With an understanding of what it takes to be a top CISO, it is worth asking where the future threats are likely to originate. Conran breaks it into tactical threats (immediate term), and strategic threats (longer term).
“The tactical answer is ransomware and commodity malware. Ransomware is happening across the globe. It’s destructive and a huge problem, threatening trust in the internet. Security builds confidence in the internet. If people were to lose their confidence and no longer trust their bank or online retail shops, then rebuilding trust is something we’re going to have to work on.”
For the longer term, he has a different concern. “If you look into the future, but not so far out, I think Quantum is going to be massive for this sector – and for the Internet. None of our encryption algorithms will work once we have Quantum. None of our security products will work once we have Quantum. And, whoever finally gets there first is going to throw this industry up in the air. We’ll have to work through that pretty quickly to ensure we maintain the integrity of our data and transactions.”
Summing up, he said, “Tactically, it’s going to be ransomware and commodity malware that’s the problem. More strategically but within the foreseeable future, I think quantum computing is going to be very disruptive to the existing security products and standards that we have today.”
Leach is as much concerned about security’s response to threats as to the precise type of threat faced. “I think the biggest problem is that innovation from the attackers is accelerating, and we are not. We cannot continue to do what we are doing – we have a cycle of a 3- to 5-year plan and strategy. If we don’t shorten this, if we don’t go faster, we are in danger of becoming obsolete as individuals. That’s not the role of CISO, but the existing crop of CISOs.”
But there is another problem that stems from within, especially in the technology sector. “There’s an overwhelming number of security product vendors out there. Our constant chasing after the latest shiny object really detracts us from just getting the job done. It’s a difficult issue because we all quite rightly look for new emerging technologies, but there’s so many of them. I cannot operate a bunch of single-purpose solutions in my organization – I don’t have enough people, I don’t have enough budget, and I don’t have enough time. We need to start looking at the interconnectivity of devices, vendors, and what I really think of as a fabric. We need a better integrated security fabric.”
It’s a question of communication between devices. “Take the SIEM,” he said, “which was supposed to solve so many problems. You add a new process, or whatever, and suddenly, you’re re-baselining all over again. So, my SIEM, which was bought to be a problem solver, becomes a millstone around my neck.” The problem, he suggests, is that the vendors are not working together.

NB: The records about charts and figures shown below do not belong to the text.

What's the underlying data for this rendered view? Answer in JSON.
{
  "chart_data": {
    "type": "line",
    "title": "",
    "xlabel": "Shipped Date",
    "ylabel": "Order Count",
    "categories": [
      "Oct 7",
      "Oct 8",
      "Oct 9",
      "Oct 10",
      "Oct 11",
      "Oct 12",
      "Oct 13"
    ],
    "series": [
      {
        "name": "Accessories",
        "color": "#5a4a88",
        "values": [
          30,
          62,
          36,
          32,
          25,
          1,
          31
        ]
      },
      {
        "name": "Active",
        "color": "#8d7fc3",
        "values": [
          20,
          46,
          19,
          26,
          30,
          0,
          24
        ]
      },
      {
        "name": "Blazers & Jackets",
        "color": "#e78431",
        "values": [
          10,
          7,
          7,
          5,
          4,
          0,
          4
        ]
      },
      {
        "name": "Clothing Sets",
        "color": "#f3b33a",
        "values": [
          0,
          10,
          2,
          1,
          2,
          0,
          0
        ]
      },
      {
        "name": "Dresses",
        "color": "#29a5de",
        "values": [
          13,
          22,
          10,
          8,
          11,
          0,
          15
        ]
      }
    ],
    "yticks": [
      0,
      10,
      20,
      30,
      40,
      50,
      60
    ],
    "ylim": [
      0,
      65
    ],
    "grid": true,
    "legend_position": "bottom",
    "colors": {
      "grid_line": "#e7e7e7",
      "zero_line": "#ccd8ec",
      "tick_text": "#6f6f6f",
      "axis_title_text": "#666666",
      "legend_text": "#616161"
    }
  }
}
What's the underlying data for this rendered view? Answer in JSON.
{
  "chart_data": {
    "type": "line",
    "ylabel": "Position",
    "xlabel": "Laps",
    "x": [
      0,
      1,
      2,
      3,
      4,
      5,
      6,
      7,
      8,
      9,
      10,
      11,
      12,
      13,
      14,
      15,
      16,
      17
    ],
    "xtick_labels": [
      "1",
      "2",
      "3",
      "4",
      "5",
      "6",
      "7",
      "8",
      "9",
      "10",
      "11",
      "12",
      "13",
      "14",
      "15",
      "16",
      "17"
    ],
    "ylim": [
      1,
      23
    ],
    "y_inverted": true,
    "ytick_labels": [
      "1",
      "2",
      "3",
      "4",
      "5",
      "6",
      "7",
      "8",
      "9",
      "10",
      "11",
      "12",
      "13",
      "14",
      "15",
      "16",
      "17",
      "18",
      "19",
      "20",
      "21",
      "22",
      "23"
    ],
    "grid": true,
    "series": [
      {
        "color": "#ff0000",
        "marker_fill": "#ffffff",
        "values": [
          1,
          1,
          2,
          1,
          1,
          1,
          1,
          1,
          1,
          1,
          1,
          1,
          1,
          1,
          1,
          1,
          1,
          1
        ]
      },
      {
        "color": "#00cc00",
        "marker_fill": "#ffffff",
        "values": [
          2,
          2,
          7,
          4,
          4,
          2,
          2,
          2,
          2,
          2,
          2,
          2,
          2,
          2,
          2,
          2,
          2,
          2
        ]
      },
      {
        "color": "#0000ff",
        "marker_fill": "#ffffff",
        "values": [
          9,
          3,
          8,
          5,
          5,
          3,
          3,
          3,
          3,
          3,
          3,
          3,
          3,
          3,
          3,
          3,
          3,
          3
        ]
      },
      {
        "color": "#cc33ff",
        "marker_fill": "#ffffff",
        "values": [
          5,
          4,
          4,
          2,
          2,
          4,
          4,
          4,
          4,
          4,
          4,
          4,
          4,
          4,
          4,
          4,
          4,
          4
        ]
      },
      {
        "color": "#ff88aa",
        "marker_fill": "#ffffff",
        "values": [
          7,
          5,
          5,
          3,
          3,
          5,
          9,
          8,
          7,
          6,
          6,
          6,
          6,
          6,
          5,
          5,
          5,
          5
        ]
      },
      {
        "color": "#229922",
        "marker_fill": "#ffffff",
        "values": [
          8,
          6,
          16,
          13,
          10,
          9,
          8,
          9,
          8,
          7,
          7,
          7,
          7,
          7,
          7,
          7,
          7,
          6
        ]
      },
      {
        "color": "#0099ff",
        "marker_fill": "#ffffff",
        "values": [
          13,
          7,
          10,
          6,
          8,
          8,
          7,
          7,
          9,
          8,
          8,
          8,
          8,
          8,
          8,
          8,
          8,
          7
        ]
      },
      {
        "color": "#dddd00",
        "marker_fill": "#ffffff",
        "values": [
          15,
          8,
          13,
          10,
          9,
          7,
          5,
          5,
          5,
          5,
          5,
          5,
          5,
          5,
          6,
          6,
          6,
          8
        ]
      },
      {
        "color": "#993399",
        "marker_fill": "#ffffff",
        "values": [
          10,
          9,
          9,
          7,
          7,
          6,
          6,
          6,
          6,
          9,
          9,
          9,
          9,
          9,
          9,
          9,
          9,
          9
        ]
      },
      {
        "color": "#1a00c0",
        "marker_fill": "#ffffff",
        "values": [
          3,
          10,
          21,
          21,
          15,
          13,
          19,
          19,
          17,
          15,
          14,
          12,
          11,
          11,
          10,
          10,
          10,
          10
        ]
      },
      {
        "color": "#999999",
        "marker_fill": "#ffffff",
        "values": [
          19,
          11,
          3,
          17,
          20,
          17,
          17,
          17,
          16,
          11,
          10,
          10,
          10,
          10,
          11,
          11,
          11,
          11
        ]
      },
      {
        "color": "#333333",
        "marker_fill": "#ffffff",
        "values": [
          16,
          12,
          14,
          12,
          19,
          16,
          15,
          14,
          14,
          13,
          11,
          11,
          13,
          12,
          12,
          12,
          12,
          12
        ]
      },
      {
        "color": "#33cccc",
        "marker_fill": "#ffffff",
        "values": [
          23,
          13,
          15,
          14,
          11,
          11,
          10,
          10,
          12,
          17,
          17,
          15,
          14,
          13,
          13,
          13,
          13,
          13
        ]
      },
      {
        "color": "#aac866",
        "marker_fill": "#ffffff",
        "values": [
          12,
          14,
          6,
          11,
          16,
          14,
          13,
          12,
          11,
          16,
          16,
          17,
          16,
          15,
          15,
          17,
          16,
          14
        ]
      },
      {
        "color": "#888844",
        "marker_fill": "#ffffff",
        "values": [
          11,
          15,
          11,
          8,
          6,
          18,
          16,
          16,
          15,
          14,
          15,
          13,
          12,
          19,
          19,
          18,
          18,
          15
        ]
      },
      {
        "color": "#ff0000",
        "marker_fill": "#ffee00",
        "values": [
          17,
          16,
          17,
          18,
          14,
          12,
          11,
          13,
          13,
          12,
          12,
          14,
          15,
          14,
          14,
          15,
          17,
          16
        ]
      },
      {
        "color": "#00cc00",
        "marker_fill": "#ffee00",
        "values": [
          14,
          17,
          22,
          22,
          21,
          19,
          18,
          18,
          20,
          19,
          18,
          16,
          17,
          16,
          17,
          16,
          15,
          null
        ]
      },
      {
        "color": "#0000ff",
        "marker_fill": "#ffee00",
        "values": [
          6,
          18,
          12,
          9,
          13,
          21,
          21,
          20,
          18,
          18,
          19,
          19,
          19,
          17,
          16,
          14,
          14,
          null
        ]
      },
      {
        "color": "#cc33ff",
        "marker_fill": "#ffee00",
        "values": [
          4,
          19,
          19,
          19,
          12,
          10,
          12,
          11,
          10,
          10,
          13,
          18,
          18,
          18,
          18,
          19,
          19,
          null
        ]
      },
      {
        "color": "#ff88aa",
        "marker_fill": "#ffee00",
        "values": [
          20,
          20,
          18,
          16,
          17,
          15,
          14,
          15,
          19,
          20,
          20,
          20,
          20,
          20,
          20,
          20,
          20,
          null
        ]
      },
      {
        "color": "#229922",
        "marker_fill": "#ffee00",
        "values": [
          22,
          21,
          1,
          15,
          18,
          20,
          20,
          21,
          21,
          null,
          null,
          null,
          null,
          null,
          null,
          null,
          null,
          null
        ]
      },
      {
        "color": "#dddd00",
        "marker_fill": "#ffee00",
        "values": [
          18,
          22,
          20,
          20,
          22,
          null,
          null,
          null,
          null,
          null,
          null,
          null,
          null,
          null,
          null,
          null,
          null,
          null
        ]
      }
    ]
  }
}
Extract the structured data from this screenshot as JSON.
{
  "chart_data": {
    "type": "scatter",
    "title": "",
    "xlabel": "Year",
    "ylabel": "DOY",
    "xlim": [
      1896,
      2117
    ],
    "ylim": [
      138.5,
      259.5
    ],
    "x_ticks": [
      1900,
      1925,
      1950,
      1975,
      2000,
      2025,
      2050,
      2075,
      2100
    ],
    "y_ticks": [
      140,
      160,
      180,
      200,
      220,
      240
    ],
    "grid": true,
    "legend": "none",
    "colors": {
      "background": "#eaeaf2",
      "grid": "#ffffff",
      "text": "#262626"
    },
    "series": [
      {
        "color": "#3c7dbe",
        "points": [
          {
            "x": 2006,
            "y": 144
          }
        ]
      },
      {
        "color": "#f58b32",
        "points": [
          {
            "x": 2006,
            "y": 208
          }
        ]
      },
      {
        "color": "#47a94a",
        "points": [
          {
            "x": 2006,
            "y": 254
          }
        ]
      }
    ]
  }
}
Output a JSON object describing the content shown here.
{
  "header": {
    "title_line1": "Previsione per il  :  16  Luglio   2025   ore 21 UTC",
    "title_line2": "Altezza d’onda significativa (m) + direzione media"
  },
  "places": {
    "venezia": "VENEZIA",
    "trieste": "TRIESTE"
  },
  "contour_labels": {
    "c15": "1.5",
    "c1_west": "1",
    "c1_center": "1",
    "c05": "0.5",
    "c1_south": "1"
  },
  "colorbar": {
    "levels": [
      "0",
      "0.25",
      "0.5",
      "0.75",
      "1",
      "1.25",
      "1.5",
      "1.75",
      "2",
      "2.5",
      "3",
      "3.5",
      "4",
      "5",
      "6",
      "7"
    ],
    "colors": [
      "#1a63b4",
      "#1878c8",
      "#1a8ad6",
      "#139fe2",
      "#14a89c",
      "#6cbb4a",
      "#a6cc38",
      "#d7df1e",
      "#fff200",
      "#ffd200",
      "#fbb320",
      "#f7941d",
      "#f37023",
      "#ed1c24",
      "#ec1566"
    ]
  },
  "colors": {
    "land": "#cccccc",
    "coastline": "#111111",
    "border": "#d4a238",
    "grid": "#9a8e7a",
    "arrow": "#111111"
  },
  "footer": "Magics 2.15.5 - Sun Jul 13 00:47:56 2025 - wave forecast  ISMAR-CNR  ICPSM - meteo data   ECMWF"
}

His third concern is that security needs to become more resilient. By this he means more than just recovery – for Leach, resiliency involves the anticipation of problems so that they can be avoided or better recovered from. “Resiliency is more than just recovery,” he said. “When we talk about resiliency, people often think it’s just recovery from backups. But no. We need to anticipate failures. The attacks are becoming better, stronger and more specific. We need to be in a position to anticipate and prepare for what the next attacks are going to be like.”
Between them, Intel’s Brent Conran and Cisco’s Chris Leach have painted a picture of the major threats to expect over the next few years, and best practices on how to handle them.